Mbah Gotho, from Sragen in central Java, was born on December 31, 1870, according to the date of birth on his identity card - making him 146 years old at he time of his death on Sunday.

According to local reports he was taken to hospital on April 12 due to deteriorating health, but had insisted on returning home to spend his remaining time with his family.

His grandson Suyanto told the BBC that Gotho was very weak on returning from hospital.


"It only lasted a couple of days," he said. "From that moment on to his death, he refused to eat and drink. He didn't ask much. Before he died, he just wanted us, his family, to let him go."

In 2016 officials at Gotho's local record office said they had finally been able to confirm the remarkable date on his documents as genuine.

But despite his incredible longevity, Gotho said he had little wish to remain on earth much longer.

"What I want is to die," he told local media last year. "My grandchildren are all independent."

Gotho outlived all 10 of his siblings, four wives, and even his children. At the time of his death his nearest living relatives were grand children, great grand children, and great-great grandchildren.
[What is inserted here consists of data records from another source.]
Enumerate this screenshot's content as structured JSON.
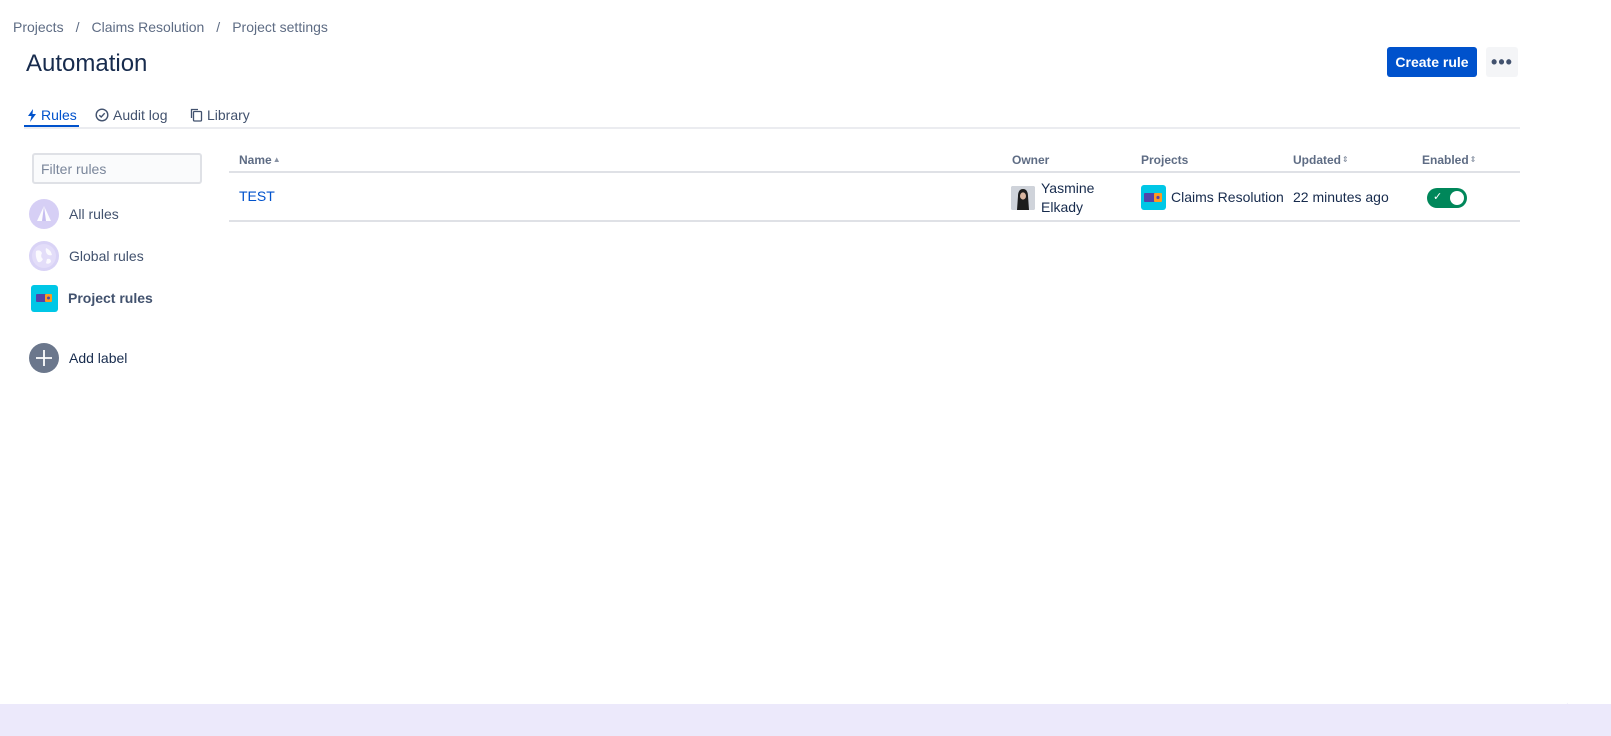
{
  "breadcrumb": {
    "items": [
      "Projects",
      "Claims Resolution",
      "Project settings"
    ],
    "separator": "/"
  },
  "header": {
    "title": "Automation",
    "create_label": "Create rule",
    "more_label": "•••"
  },
  "tabs": [
    {
      "label": "Rules",
      "icon": "lightning-icon",
      "active": true
    },
    {
      "label": "Audit log",
      "icon": "check-circle-icon",
      "active": false
    },
    {
      "label": "Library",
      "icon": "copy-icon",
      "active": false
    }
  ],
  "sidebar": {
    "filter_placeholder": "Filter rules",
    "items": [
      {
        "label": "All rules",
        "icon": "atlassian-icon"
      },
      {
        "label": "Global rules",
        "icon": "globe-icon"
      },
      {
        "label": "Project rules",
        "icon": "project-icon"
      }
    ],
    "add_label": "Add label"
  },
  "table": {
    "columns": {
      "name": "Name",
      "owner": "Owner",
      "projects": "Projects",
      "updated": "Updated",
      "enabled": "Enabled"
    },
    "rows": [
      {
        "name": "TEST",
        "owner_first": "Yasmine",
        "owner_last": "Elkady",
        "project": "Claims Resolution",
        "updated": "22 minutes ago",
        "enabled": true
      }
    ]
  },
  "colors": {
    "primary": "#0052cc",
    "enabled": "#00875a",
    "project_icon": "#00c7e6",
    "frame": "#ece9fb"
  }
}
One of Gotho's grandsons said his grandfather had been preparing for his death ever since he was 122 - and in 1992 had bought a burial site close to the graves of his children, where he was buried on Monday.

In his final years Gotho spent most of his time sitting and listening to the radio because his eyesight was too poor to watch television.

When asked what his secret to longevity is, Gotho replied: "The recipe is just patience."

While record office staff say they had confirmed the birth date on his identity card, the finding were never independently verified.

French woman Jeanne Calment, who died in 1997 at the age of 122, thus continues to hold the official record for the oldest human to ever live.